Prior to its acquisition, the managers had been building a position in Wincanton, the third-party logistics company, with customers such as Kingfisher and Sainsbury’s. It had been trading at a material discount to its long-run averages, providing protection against cyclical risks and not recognising the potential upside from structural growth trends in its sector, and its ‘self-help’ investments in robotics and automation. Additionally, higher interest rates had opened up an interesting opportunity, reducing the value of pension fund liabilities and freeing up cash flow for planned investments, as well as shareholder distributions.

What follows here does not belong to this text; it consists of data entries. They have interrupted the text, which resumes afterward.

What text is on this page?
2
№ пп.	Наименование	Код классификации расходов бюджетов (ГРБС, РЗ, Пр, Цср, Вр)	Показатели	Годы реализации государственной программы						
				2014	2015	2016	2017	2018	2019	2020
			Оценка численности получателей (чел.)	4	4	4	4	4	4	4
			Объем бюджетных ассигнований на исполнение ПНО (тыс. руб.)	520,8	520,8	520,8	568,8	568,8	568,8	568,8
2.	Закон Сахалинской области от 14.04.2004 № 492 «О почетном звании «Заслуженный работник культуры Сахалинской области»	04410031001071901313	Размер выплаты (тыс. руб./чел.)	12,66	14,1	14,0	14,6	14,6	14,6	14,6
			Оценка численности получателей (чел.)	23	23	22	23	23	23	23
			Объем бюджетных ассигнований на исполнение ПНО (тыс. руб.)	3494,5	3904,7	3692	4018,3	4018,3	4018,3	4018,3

A new position was also established in defence contractor Babcock, which specialises in areas such as submarine maintenance. The managers note that under a new management team, the company has reduced its debt, taken out costs and migrated the business further towards contracts that allow for certain costs to be automatically passed through to the end-customer, providing greater margin certainty. In the same sector, and following good share price performance, the whole position in BAE Systems was sold on valuation grounds.

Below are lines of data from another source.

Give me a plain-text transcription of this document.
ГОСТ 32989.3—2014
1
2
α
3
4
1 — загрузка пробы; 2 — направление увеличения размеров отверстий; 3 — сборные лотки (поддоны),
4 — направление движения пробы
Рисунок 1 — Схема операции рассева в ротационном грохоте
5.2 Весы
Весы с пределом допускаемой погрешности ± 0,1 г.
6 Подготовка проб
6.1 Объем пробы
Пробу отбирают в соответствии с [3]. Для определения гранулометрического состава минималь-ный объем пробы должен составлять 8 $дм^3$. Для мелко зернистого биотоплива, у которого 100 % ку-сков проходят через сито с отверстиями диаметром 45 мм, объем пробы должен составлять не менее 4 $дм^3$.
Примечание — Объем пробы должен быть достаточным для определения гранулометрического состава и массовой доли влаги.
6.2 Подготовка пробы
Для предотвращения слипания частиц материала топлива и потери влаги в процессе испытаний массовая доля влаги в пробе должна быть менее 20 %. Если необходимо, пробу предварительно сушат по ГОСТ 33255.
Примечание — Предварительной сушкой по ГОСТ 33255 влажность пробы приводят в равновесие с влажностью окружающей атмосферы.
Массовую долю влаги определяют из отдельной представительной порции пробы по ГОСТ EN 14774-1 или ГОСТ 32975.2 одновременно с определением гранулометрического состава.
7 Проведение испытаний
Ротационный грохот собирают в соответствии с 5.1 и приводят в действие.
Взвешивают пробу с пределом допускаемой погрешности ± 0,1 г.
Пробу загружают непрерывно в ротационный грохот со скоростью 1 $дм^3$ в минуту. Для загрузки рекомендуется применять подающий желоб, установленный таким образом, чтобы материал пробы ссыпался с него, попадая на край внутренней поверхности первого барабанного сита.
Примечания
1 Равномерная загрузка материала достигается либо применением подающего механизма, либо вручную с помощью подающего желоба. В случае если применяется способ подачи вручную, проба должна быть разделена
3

The managers have also identified opportunities to invest, at already reduced valuations, in companies that they believe have good long-term prospects but which have been negatively affected by shorter-term trading conditions or events, requiring additional capital to be raised. They participated in capital raisings by Videndum, a leading maker of hardware and software used in film, television and content creation, and XP Power, a leading manufacturer of power control solutions for the industrial technology, healthcare and semiconductor manufacturing sectors.
In recent months, existing positions have been increased in a range of companies including car distributor Inchcape, audio-visual equipment maker Midwich, crockery designer and manufacturer Churchill China, buildings material producer Marshalls and Scottish housebuilder Springfield.